Open MPI logo

Open MPI Development Mailing List Archives

  |   Home   |   Support   |   FAQ   |   all Development mailing list

From: Jeff Squyres (jsquyres_at_[hidden])
Date: 2005-09-15 15:32:21


Followup for the list... a bit of explanation of Nathan's problem about
shared libraries and unresolved symbols.

Short version:
--------------

It's an OMPI bug when built as a shared library (not an issue for
static libraries). The fix is straightforward, but involves grunt
work. I'll try to get a student to do it RSN.

Long version:
-------------

What's happening is that we are not linking OMPI components against the
opal/orte/ompi libraries. As such, we are exploiting the fact that
when they are dlopened by a standalone application (e.g., a.out), the
Libtool portable version of dlopen() exports all the symbols from the
parent process such that the child can find and use them at run-time to
resolve any unknown symbols. Here's an example (I'm leaving out some
fine-grained details, and it's slightly different on different OS's,
but this is "true enough" for the purposes of this thread):

- a.out, which was linked against libopal.so (and friends), launches
- the linker runs into an unresolved symbol
- the linker sees that that symbols is supposed to be in "libopal.so",
and starts searching LD_LIBRARY_PATH for it
- the linker finds libopal.so, loads it, and is able to resolve the
symbol

It gets interesting at this part:

- within MPI_Init()/orte_init()/opal_init() (i.e., however you
initialized yourself to OMPI/ORTE/OPAL), we use the Libtool portable
dlopen() to open our components
- the components will have unresolved symbols as well (i.e., the
symbols in libopal, liborte, and libmpi)
- when the linker hits these, it tries to resolve them.
- first, the linker looks in the public namespace of the process, and
if it finds the symbols there, it's done
- in this case, libopal (and friends) have already been loaded in the
process, so the linker can find the symbols right away -- without
loading any additional libraries

This is the scheme that we were relying on for libopal/orte/ompi
symbols to be resolved in our components.
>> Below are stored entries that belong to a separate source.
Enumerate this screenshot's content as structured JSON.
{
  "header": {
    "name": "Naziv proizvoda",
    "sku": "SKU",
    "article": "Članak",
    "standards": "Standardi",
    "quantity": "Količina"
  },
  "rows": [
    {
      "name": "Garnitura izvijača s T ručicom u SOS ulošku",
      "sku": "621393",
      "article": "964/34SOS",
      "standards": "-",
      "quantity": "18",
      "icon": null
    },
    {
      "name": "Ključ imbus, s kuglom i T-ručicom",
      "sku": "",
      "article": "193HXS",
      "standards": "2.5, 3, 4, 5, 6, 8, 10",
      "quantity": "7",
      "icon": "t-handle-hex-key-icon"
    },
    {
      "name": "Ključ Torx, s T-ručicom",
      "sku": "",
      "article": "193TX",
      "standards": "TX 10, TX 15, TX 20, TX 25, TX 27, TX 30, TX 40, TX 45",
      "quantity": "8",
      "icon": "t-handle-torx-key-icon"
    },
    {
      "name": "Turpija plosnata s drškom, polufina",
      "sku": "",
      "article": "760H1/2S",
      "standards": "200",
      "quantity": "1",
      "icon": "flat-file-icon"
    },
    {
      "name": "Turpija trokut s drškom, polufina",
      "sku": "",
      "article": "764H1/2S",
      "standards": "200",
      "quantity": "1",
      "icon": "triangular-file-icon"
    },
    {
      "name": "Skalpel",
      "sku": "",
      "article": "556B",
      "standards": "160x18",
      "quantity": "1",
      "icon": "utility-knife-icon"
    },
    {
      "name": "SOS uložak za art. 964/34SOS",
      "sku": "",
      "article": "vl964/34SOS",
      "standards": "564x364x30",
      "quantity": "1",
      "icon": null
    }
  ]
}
And for standalone
executables, it works fine.

But for an environment like Eclipse, it doesn't.

I don't know anything about Eclipse, but I'm assuming that it does
something similar to our component system -- it dlopen's them. However
-- here's where my guess comes in -- it doesn't make all the symbols in
the opened component be in the public namespace of the process (this is
different than what OMPI does, for various reasons). Hence, if you
build an Eclipse component against OMPI, the Eclipse component will be
dynamically linked against libopal (etc.). So when Eclipse loads in
your component, similar to the standalone executable example above, the
linker will realize that it has unresolved symbols and will use the
normal mechanism to resolve them (e.g., look for libopal.so in
LD_LIBRARY_PATH).

The problem comes in when we dlopen OMPI/ORTE/OPAL components.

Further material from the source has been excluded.